A small rubber stop under the down tube prevents the forks bumping the frame under load, or the bars twisting and scratching the top tube in a crash. And even the smallest size frame fits a full size drink bottle. Usability is important, and key to this bike’s appeal.
A small rubber stop under the down tube prevents the forks bumping the frame under load, or the bars twisting and scratching the top tube in a crash. And even the smallest size frame fits a full size drink bottle. Usability is important, and key to this bike’s appeal.

On the Trail


Hitting up some familiar trails, the Rumor felt comfortable and instinctual. The low standover and balanced design of the bike meant we assumed a natural riding position without even thinking about it. We didn’t have to force ourselves to keep our weight where it mattered for maximum traction or stability. It rolls so quickly over moderately rough stuff we were off the brakes a lot more often as well.
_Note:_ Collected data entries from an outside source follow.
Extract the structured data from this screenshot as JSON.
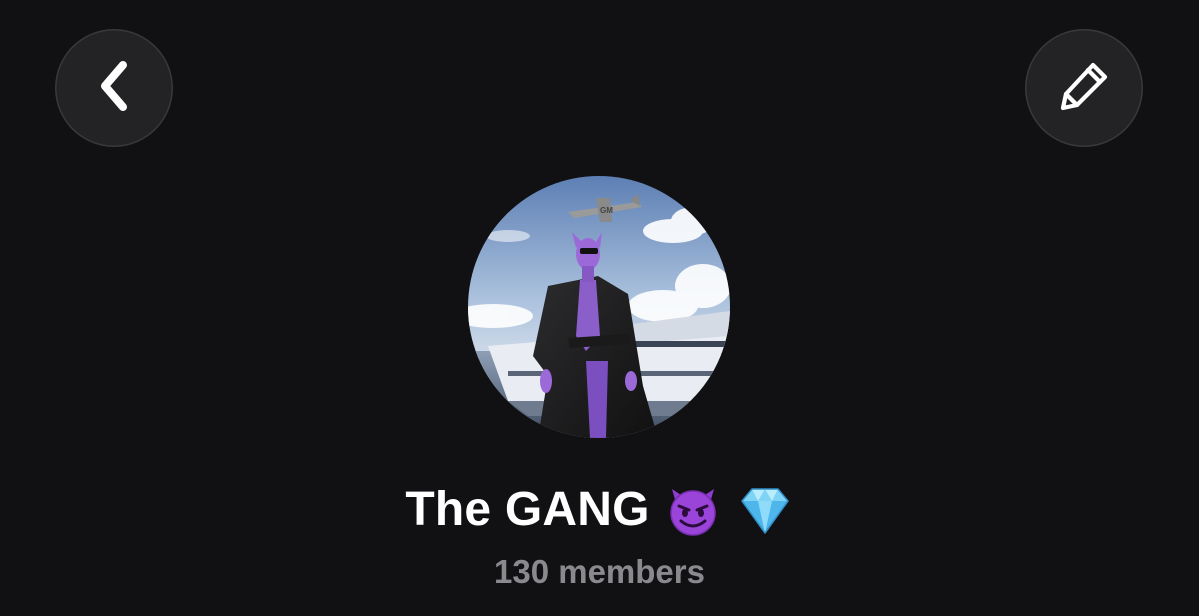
{
  "header": {
    "back_icon": "chevron-left-icon",
    "edit_icon": "pencil-icon"
  },
  "profile": {
    "avatar_description": "group-avatar",
    "name": "The GANG",
    "name_emojis": [
      "smiling-imp-emoji",
      "gem-emoji"
    ],
    "members_text": "130 members"
  },
  "colors": {
    "background": "#111113",
    "button_bg": "#232325",
    "title": "#ffffff",
    "subtitle": "#8a8a8e"
  }
}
For us, the only drawback to the stable, confidence inspiring build was the Specialized Ground Control 2Bliss Tyres. They’re great on loamy trails and we like that the bike is specced with a fatter 2.3” tyre on the front and a 2.1” on the rear. We found them a little skatey on grainy over hardpack surfaces like Stromlo and Bruce Ridge in the ACT. They also didn’t offer much traction on uphill sandstone obstacles around Sydney.

While playful descents were a highlight of our rides on the Rumor, we were impressed with its climbing characteristics as well. Not only does this mean more confident descending, but you don’t get any sensations of lost energy while climbing.


At 12.9kgs (with pedals), the Comp is reasonably light for a bike of this spec, but it is always going to be slower up the hill than something more whippety. But it never ‘felt’ slow. The weight was only noticeable on more technical climbs making us more deliberate in the way we muscled the bike around.

As for smaller obstacles like logs and small rocky ‘ups’, the large wheel size of the Rumor rolled over these easily with a bit of leg strength alone. We constantly meet women in skills clinics whose main aim is to clear this type of obstacle on the trails. Not because they want to cameo in the next Danny MacAskill video, but because it’s preventing them from holding on to a group on social rides.

The great thing about the Rumor is it allows these women to enjoy a wider variety of trails with increased enjoyment from the outset. This would be our main reason for encouraging this type of rider to consider the Rumor over a bike with 26” wheels or the mid-size 27.5”.



The Rumor puts women on a level playing field with guys who are able to jump on a trail bike and confidently ride it from the shop door to exciting trails without having to tweak a thing.

The stability of this 29” trail bike, combined with the thoughtful, robust spec make it a great value option for new riders. It gives a real boost to the variety of trails these ladies can enjoy, providing a great platform for discovering how much fun mountain biking can be. A base model Rumor has just been realised for $1999 as well.

The other rider type that will enjoy the Rumor are women who just want to cut loose and play. The low standover means you can really throw the bike around and the long wheelbase, wide bars and powerful brakes help to keep you out of trouble if you botch a landing or mis-judge a corner. This bike begs you to have fun whatever ability level you bring to it and is guaranteed to help you lift your skills to the next level as a result.

It’s exciting to think that more girls will discover mountain biking through a rig that caters for them as well as this one does. The mind boggles at the ways future bike designs may also be impacted by this rapidly expanding section of the market as a result.


Test rider: Kath Bicknell, our test rider for this review, is 56kg and 164cm tall.
Suspension: 20% rear sag and around 15% up front.
Tyre pressure: 22psi rear, 20psi front.
Test conducted: Locations included Stromlo Forest Park and Bruce Ridge, ACT, Manly Dam and a few secret trails in and around Sydney.
Other notes: Autosag doesn’t set rebound for you. Take your time to wind the rebound dial to each extreme, ride a rocky section of trail to learn what it does, then find a middle ground that suits the ride feel you enjoy.